In the report on the outbreak, the CDC provided a couple things to consider and be careful of with turtles. These may also apply to other animals, especially birds – these animal to human illnesses are referred to as zoonotic outbreaks.
- Washing hands immediately after handling a turtle or its tank is important. This will prevent spreading the harmful bacteria by touching objects and/or food with contaminated hands.
- Avoiding “kissing or cuddling” turtles close to the face is important, as this potentially provides a direct transfer of infectious bacteria to the face and mouth. Turtles should also be kept out of areas where food is going to be consumed or prepared.
- Cleaning materials and objects (like the tank/habitat, or any pieces of it) associated with the turtle outdoors is a simple way to prevent spreading the bacteria to unwanted areas indoors.
- Turtles may not be right for a family if children under five years old or elderly people are present in the home. These groups have weaker immune systems that make potential infections much more dangerous for them.
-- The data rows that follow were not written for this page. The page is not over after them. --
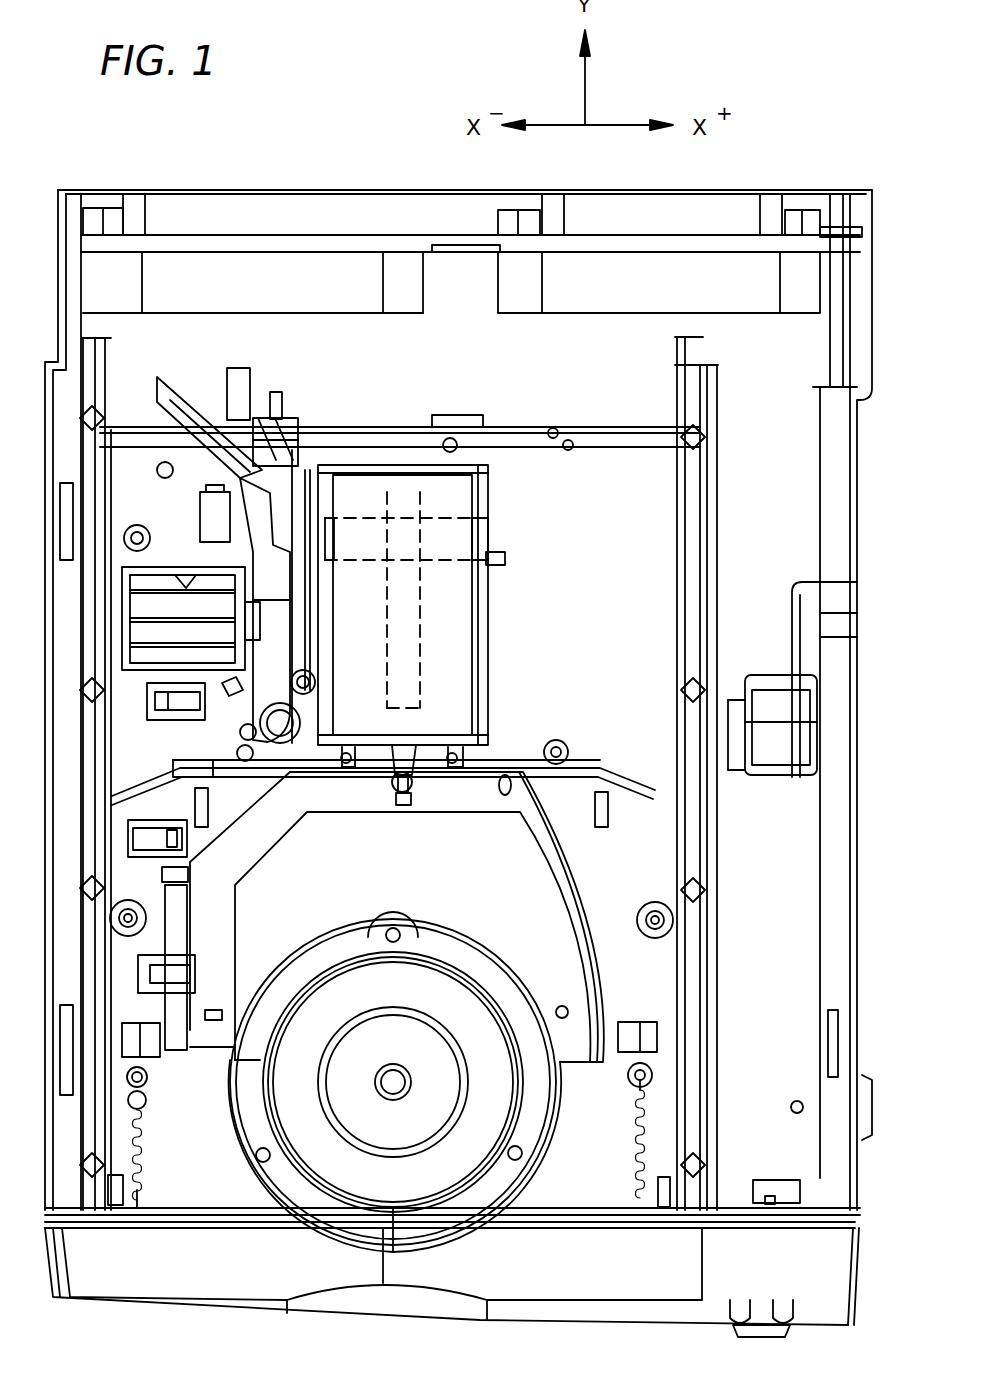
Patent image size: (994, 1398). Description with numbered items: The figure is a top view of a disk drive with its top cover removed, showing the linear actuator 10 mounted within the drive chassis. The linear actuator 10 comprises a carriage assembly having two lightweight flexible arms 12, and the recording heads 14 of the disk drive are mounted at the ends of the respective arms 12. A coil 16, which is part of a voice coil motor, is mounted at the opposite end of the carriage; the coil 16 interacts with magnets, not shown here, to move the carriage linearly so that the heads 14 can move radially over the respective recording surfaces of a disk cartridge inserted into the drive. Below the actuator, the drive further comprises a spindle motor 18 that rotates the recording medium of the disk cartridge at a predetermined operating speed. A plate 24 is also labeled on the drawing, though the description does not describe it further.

The linear actuator 10 is at (442, 613).
The flexible arms 12 is at (413, 753).
The recording heads 14 is at (402, 808).
The coil 16 is at (450, 535).
The spindle motor 18 is at (497, 1072).
The base plate 24 is at (543, 909).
Salmonella presents with symptoms of stomach pain, diarrhea, fever, etc. anywhere from twelve hours up to three days after being exposed to the harmful bacteria. A lot of these infections can be managed from home with care, but some cases may require hospitalization to serious complications if symptoms last longer than about a week or worsen in severity. Infections of children under five years old and the elderly should be handled with more seriousness because, as mentioned above, their immune systems and ability to fight a potential salmonella infection is are weaker.